Salah satu upaya yang dilakukan adalah menggelar Monitoring dan Evaluasi (Monev) untuk mematangkan Sistem Operasional Prosedur (SOP) layanan tersebut dengan melibatkan Puskesmas sebagai salah satu garda terdepan pelayanan kesehatan.
Kegiatan yang berlangsung pada Senin (1/6/2026) itu menjadi bagian dari langkah strategis pemerintah daerah dalam memperkuat koordinasi lintas sektor agar setiap laporan kedaruratan yang masuk dapat ditangani secara cepat, tepat, dan efisien.
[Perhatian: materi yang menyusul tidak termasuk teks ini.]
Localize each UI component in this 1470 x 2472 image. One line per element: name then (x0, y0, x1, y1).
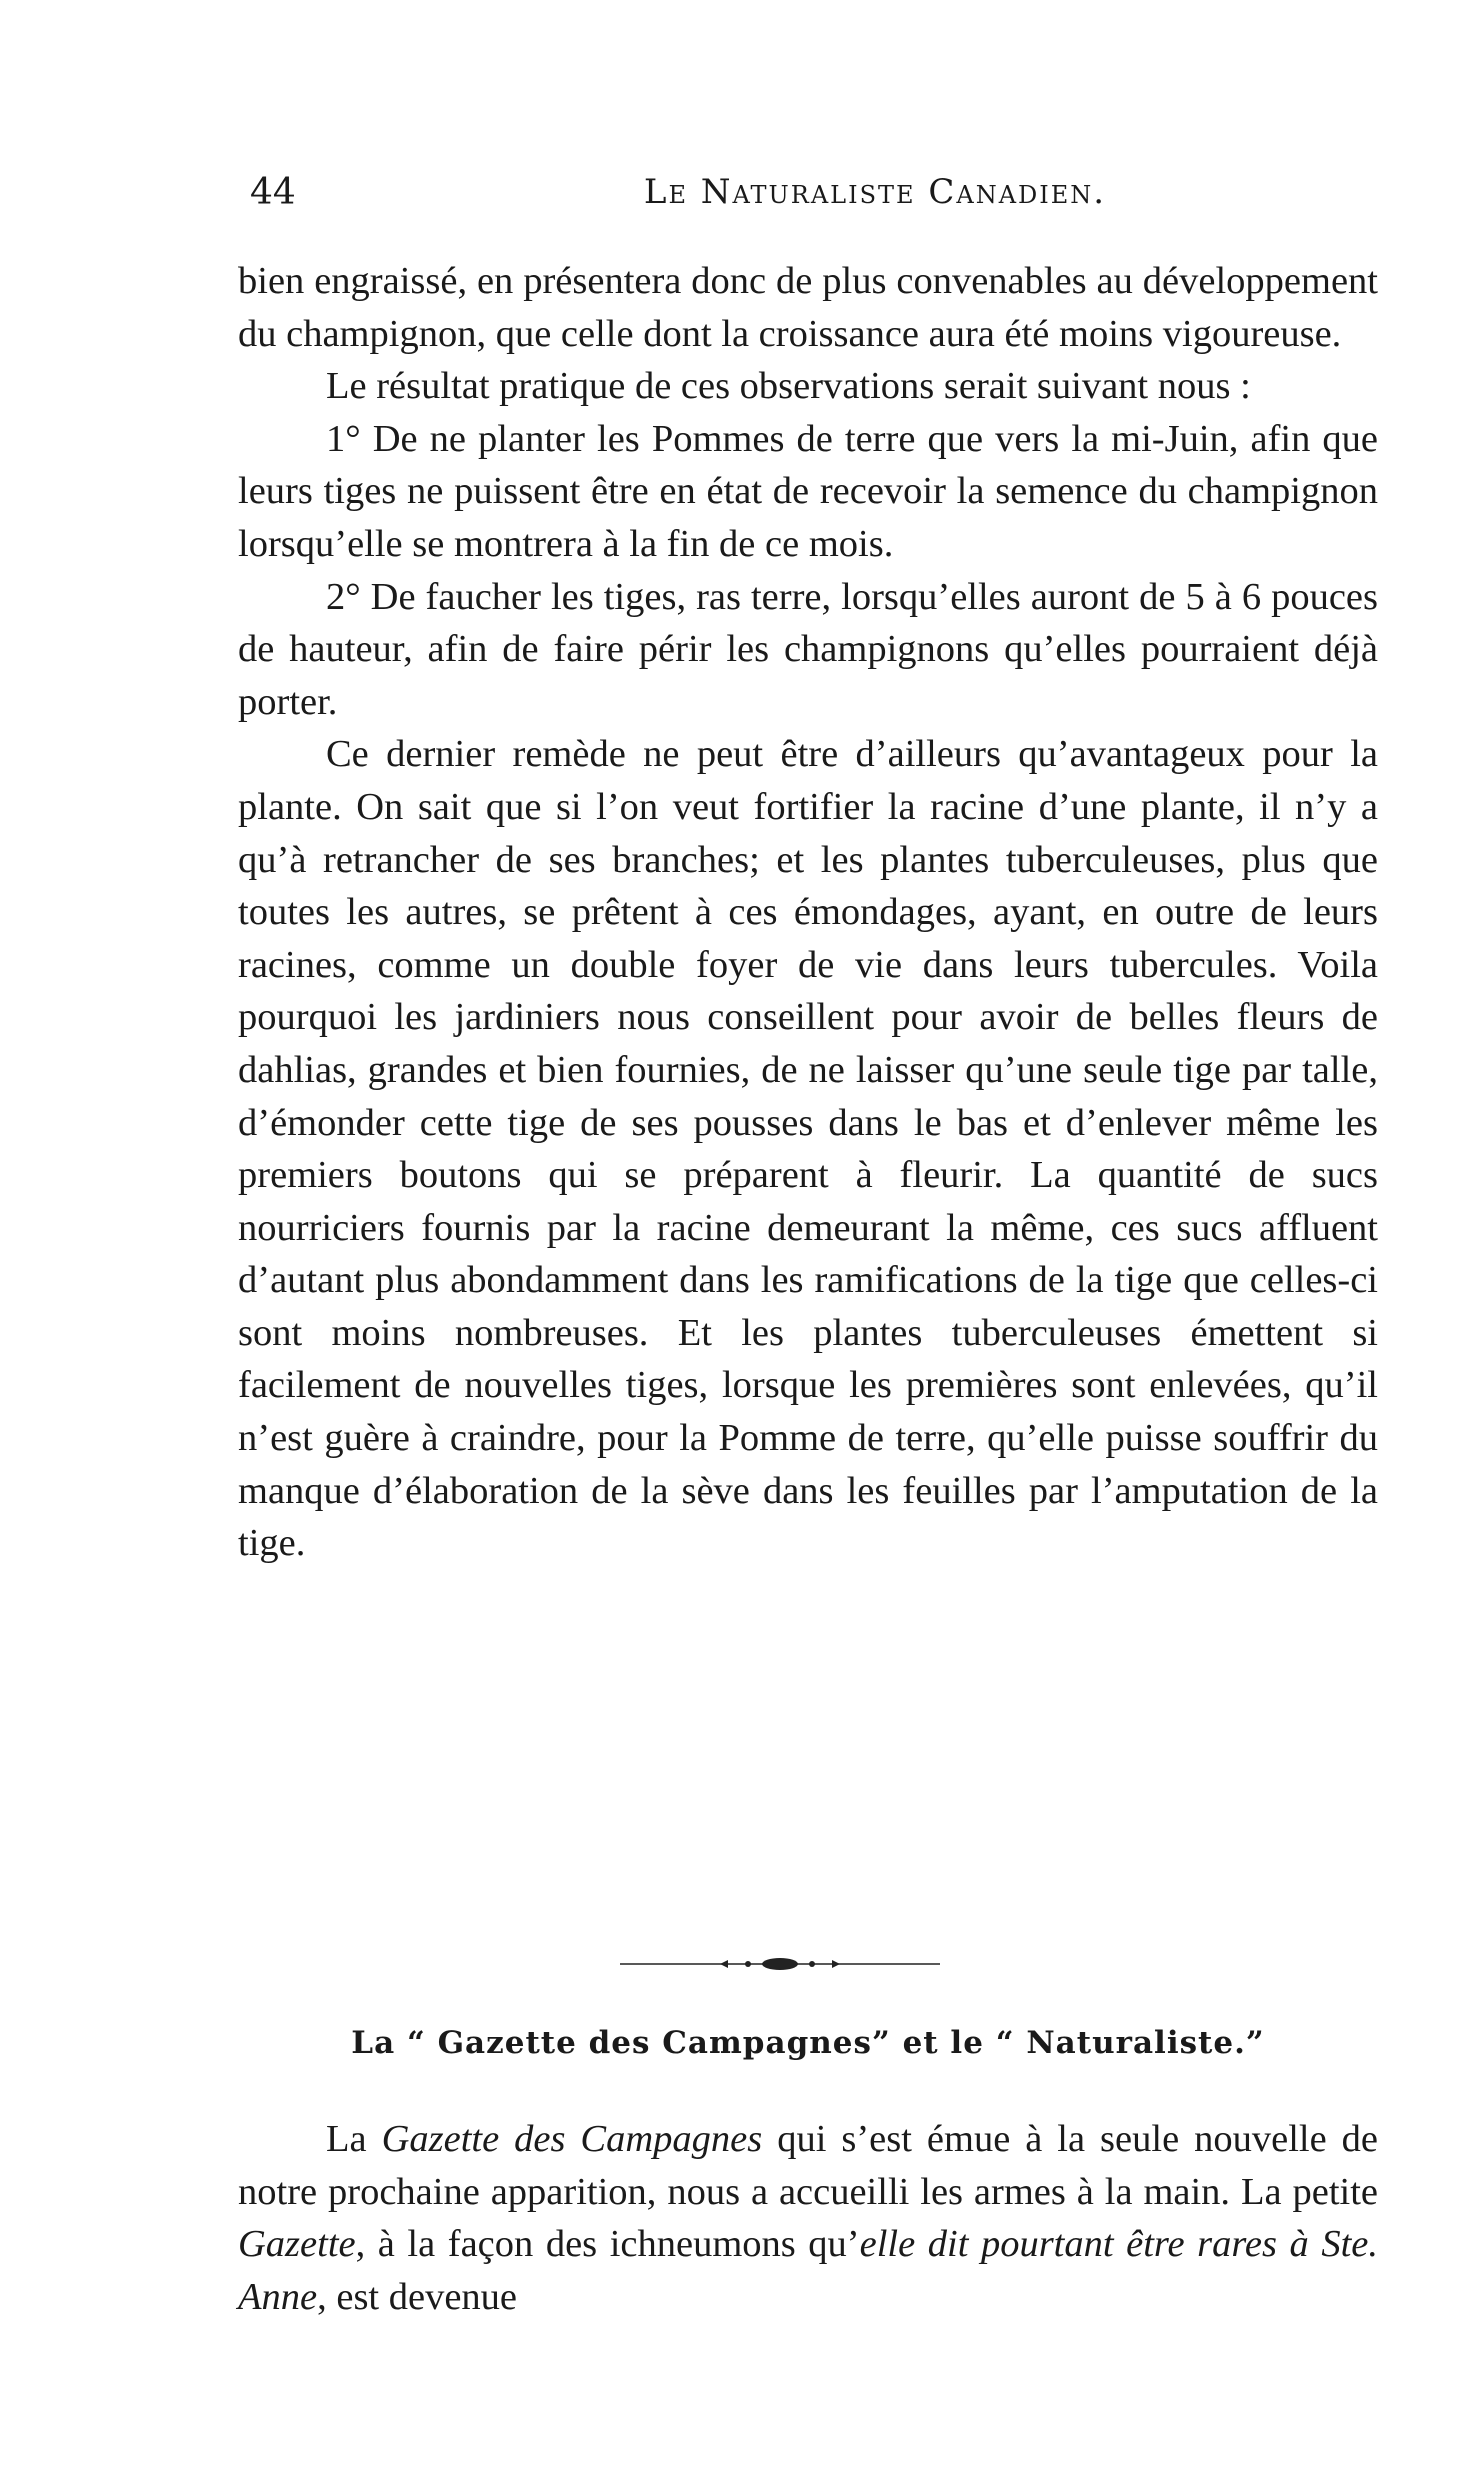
italic-title: Gazette des Campagnes (381, 2118, 763, 2160)
text-run: , est devenue (317, 2275, 518, 2318)
italic-title: Gazette (238, 2223, 356, 2266)
section-heading: La “ Gazette des Campagnes” et le “ Naturaliste.” (351, 2025, 1265, 2061)
paragraph: 2° De faucher les tiges, ras terre, lorsqu’elles auront de 5 à 6 pouces de hauteur, afin de faire périr les champignons qu’elles pourraient déjà porter. (238, 575, 1378, 723)
text-run: La (326, 2118, 382, 2160)
paragraph (238, 2113, 1378, 2323)
running-title: Le Naturaliste Canadien. (643, 172, 1107, 212)
paragraph: Le résultat pratique de ces observations serait suivant nous : (326, 365, 1251, 408)
paragraph: bien engraissé, en présentera donc de plus convenables au développement du champignon, que celle dont la croissance aura été moins vigoureuse. (238, 260, 1378, 355)
paragraph: 1° De ne planter les Pommes de terre que vers la mi-Juin, afin que leurs tiges ne puissent être en état de recevoir la semence du champignon lorsqu’elle se montrera à la fin de ce mois. (238, 417, 1378, 565)
page-number: 44 (250, 172, 296, 213)
text-run: , à la façon des ichneumons qu’ (355, 2223, 860, 2266)
text-run: qui s’est émue à la seule nouvelle de notre prochaine apparition, nous a accueilli les armes à la main. La petite (238, 2118, 1379, 2213)
page-header (250, 172, 1370, 232)
ornament-divider-icon (620, 1952, 940, 1976)
paragraph: Ce dernier remède ne peut être d’ailleurs qu’avantageux pour la plante. On sait que si l’on veut fortifier la racine d’une plante, il n’y a qu’à retrancher de ses branches; et les plantes tuberculeuses, plus que toutes les autres, se prêtent à ces émondages, ayant, en outre de leurs racines, comme un double foyer de vie dans leurs tubercules. Voila pourquoi les jardiniers nous conseillent pour avoir de belles fleurs de dahlias, grandes et bien fournies, de ne laisser qu’une seule tige par talle, d’émonder cette tige de ses pousses dans le bas et d’enlever même les premiers boutons qui se préparent à fleurir. La quantité de sucs nourriciers fournis par la racine demeurant la même, ces sucs affluent d’autant plus abondamment dans les ramifications de la tige que celles-ci sont moins nombreuses. Et les plantes tuberculeuses émettent si facilement de nouvelles tiges, lorsque les premières sont enlevées, qu’il n’est guère à craindre, pour la Pomme de terre, qu’elle puisse souffrir du manque d’élaboration de la sève dans les feuilles par l’amputation de la tige. (238, 733, 1378, 1565)
italic-quote: elle dit pourtant être rares à Ste. Anne (238, 2223, 1378, 2318)
body-text (238, 255, 1378, 1570)
section-text (238, 2113, 1378, 2323)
Kepala Diskominfo Kabupaten Sumenep, Indra Wahyudi, mengatakan bahwa keberadaan Puskesmas memiliki peran yang sangat penting dalam sistem layanan kedaruratan yang terintegrasi melalui Call Center 112.
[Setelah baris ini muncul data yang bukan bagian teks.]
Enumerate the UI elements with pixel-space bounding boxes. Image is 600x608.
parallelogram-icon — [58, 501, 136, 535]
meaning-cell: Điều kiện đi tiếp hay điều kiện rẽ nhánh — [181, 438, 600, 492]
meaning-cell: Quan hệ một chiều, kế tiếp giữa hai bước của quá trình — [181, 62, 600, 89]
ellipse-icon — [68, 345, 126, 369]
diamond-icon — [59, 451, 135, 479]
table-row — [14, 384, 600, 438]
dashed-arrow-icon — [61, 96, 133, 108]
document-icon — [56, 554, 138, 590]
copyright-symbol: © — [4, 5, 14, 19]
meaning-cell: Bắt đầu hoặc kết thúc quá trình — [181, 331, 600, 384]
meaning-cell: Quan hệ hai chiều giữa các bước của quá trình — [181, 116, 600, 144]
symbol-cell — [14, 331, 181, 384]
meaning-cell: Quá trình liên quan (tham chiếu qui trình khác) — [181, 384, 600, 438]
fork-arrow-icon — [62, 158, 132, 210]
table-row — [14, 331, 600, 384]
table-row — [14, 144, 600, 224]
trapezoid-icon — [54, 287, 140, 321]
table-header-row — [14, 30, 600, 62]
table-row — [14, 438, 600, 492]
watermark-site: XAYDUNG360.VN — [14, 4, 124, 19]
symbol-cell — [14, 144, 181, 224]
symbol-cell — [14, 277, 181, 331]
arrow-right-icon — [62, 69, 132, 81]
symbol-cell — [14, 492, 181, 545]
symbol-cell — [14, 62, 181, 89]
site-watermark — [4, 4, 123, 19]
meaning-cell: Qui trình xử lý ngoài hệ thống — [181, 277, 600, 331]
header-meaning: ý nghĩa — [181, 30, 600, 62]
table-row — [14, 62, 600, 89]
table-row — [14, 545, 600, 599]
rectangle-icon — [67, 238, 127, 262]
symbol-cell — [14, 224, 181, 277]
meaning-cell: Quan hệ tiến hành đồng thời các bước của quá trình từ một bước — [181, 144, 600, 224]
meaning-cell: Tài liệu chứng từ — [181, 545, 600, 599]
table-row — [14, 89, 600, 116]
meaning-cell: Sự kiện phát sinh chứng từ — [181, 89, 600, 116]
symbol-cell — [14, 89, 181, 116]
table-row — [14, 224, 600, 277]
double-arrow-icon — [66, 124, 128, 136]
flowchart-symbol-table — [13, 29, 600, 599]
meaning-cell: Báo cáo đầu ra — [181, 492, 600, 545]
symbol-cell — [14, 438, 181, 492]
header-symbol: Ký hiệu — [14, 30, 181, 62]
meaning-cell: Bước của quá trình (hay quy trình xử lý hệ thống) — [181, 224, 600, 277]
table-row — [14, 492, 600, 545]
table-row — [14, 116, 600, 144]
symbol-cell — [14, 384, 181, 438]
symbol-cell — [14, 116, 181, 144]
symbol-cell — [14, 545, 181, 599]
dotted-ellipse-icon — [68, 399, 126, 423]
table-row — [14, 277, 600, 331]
Menurutnya, berbagai laporan masyarakat yang masuk melalui layanan tersebut sering kali membutuhkan keterlibatan tenaga kesehatan sebagai bagian dari respons awal.
Mulai dari kecelakaan lalu lintas, kebutuhan ambulans, kondisi kesehatan mendesak, hingga kejadian kebakaran yang berpotensi menimbulkan korban jiwa.
“Puskesmas merupakan salah satu unsur penting dalam sistem layanan kedaruratan. Karena itu, kami perlu memastikan seluruh mekanisme koordinasi berjalan dengan baik sehingga masyarakat mendapatkan pelayanan yang cepat saat membutuhkan bantuan,” ujar Indra Wahyudi.
Ia menjelaskan, keberhasilan layanan Call Center 112 tidak hanya ditentukan oleh operator yang menerima laporan, tetapi juga oleh kesiapan seluruh instansi yang terlibat dalam merespons setiap aduan masyarakat.
Oleh karena itu, evaluasi dan penyempurnaan SOP secara berkala menjadi langkah penting guna memastikan tidak terjadi hambatan komunikasi maupun keterlambatan penanganan ketika situasi darurat terjadi.
“Monev ini menjadi bagian dari evaluasi SOP layanan kedaruratan agar setiap laporan masyarakat dapat ditindaklanjuti secara cepat dan efektif,” tegasnya.
Indra menambahkan, Call Center 112 bukanlah layanan yang bekerja secara mandiri. Sistem tersebut merupakan bentuk kolaborasi berbagai organisasi perangkat daerah dan instansi terkait yang saling terhubung dalam satu jaringan pelayanan publik.
Mulai dari layanan kesehatan, pemadam kebakaran, hingga unsur pendukung lainnya harus mampu bergerak secara terpadu dan dalam satu irama ketika masyarakat membutuhkan pertolongan.
Melalui kegiatan monitoring dan evaluasi ini, Diskominfo berharap seluruh pihak yang terlibat semakin memahami tugas, fungsi, serta alur koordinasi dalam penanganan keadaan darurat sehingga pelayanan kepada masyarakat dapat berjalan lebih optimal.
Pemerintah Kabupaten Sumenep juga berkomitmen untuk terus melakukan pembenahan dan penguatan sistem layanan kedaruratan guna meningkatkan rasa aman dan nyaman bagi masyarakat.
Di tengah berbagai potensi keadaan darurat yang dapat terjadi kapan saja, keberadaan Call Center 112 menjadi salah satu instrumen penting dalam memberikan perlindungan dan pelayanan cepat kepada warga.
Dengan SOP yang semakin matang dan koordinasi yang terus diperkuat, setiap laporan masyarakat diharapkan tidak hanya diterima, tetapi juga ditindaklanjuti secara cepat demi keselamatan dan kenyamanan masyarakat Kabupaten Sumenep.